- Born: 1947 Madrid, Spain
- Died: 27 February 2021 (aged 74) El Palmar, Spain
- Occupation: Cardiologist

= Mariano Valdés Chávarri =

Spanish cardiologist and academic (1947–2021)

Mariano Valdés Chávarri (1947 – 27 February 2021) was a Spanish cardiologist and academic.

==Biography==
Born in Madrid, Chávarri spent 35 years teaching in Murcia. He earned a doctoral degree in medicine from the University of Valencia and was the first to launch an angioplasty program in Spain for the treatment of myocardial infarction. He completed his training in internal medicine at the University of Valencia Hospital and in various American institutions, such as the Mid America Heart Institute, Menorah Medical Center, and the Bethany Medical Center, all in Kansas City, Missouri and Kansas City, Kansas.
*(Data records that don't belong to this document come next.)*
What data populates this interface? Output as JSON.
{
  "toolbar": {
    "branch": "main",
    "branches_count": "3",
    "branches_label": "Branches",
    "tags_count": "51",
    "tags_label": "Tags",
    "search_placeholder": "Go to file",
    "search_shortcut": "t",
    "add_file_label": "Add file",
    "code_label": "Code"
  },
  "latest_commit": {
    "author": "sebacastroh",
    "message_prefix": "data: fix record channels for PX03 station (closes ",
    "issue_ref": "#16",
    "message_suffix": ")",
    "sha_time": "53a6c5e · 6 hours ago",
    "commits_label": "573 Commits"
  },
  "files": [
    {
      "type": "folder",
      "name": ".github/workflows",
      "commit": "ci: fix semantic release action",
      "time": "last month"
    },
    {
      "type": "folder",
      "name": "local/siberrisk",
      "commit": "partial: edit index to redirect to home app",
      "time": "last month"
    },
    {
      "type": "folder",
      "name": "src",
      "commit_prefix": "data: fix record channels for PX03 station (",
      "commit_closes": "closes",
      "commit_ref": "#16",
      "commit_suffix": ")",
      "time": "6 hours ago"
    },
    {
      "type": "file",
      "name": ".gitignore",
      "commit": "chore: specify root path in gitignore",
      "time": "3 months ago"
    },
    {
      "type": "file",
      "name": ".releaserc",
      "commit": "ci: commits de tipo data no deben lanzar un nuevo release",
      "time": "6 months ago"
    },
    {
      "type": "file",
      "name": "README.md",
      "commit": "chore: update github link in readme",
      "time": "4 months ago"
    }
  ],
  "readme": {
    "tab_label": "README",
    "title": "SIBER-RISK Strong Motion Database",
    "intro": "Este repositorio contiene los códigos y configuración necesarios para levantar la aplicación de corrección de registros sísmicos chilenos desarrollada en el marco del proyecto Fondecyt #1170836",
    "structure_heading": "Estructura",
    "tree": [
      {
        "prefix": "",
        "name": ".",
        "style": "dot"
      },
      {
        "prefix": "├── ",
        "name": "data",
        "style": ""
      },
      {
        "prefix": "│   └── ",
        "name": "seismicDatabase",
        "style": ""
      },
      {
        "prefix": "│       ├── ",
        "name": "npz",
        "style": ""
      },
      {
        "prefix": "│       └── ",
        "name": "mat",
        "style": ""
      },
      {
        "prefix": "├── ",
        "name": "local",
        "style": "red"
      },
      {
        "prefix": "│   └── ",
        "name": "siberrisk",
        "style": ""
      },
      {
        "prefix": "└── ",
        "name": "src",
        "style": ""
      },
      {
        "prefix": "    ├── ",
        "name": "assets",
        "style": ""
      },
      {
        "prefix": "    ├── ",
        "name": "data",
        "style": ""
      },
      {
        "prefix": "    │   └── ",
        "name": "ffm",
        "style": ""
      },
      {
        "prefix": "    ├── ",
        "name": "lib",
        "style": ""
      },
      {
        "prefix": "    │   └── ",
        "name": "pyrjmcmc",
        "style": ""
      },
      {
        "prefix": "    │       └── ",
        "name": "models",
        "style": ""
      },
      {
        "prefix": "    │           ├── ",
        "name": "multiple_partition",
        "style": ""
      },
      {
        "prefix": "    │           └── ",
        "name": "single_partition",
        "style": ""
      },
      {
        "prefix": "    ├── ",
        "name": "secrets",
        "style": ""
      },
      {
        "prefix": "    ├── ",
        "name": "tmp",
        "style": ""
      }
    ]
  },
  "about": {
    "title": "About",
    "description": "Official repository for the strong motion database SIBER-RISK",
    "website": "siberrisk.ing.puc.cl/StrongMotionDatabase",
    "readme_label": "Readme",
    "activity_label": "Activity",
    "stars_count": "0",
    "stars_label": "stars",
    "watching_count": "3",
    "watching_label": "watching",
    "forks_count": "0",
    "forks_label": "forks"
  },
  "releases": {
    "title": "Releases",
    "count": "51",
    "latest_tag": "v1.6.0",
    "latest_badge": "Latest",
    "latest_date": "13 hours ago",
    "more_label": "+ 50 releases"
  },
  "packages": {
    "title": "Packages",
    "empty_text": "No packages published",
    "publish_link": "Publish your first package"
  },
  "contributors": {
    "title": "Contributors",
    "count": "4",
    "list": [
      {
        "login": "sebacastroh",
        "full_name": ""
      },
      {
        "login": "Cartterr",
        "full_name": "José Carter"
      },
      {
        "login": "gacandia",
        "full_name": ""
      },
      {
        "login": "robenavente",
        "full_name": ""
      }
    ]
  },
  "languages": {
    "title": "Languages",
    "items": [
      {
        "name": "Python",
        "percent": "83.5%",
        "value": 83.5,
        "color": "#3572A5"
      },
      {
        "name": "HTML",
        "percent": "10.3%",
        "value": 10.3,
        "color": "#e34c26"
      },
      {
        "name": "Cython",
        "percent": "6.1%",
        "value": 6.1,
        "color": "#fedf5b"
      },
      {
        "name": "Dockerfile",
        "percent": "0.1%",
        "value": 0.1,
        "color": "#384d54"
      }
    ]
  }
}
Back in Spain, Chávarri served as chair of the pathology department at the University of Murcia and was head of the cardiology service department at the Hospital Clínico Universitario Virgen de la Arrixaca. He retired in 2017 but continued private practice until his death.

Mariano Valdés Chávarri died of COVID-19 during the COVID-19 pandemic in Spain in El Palmar on 27 February 2021, at the age of 74.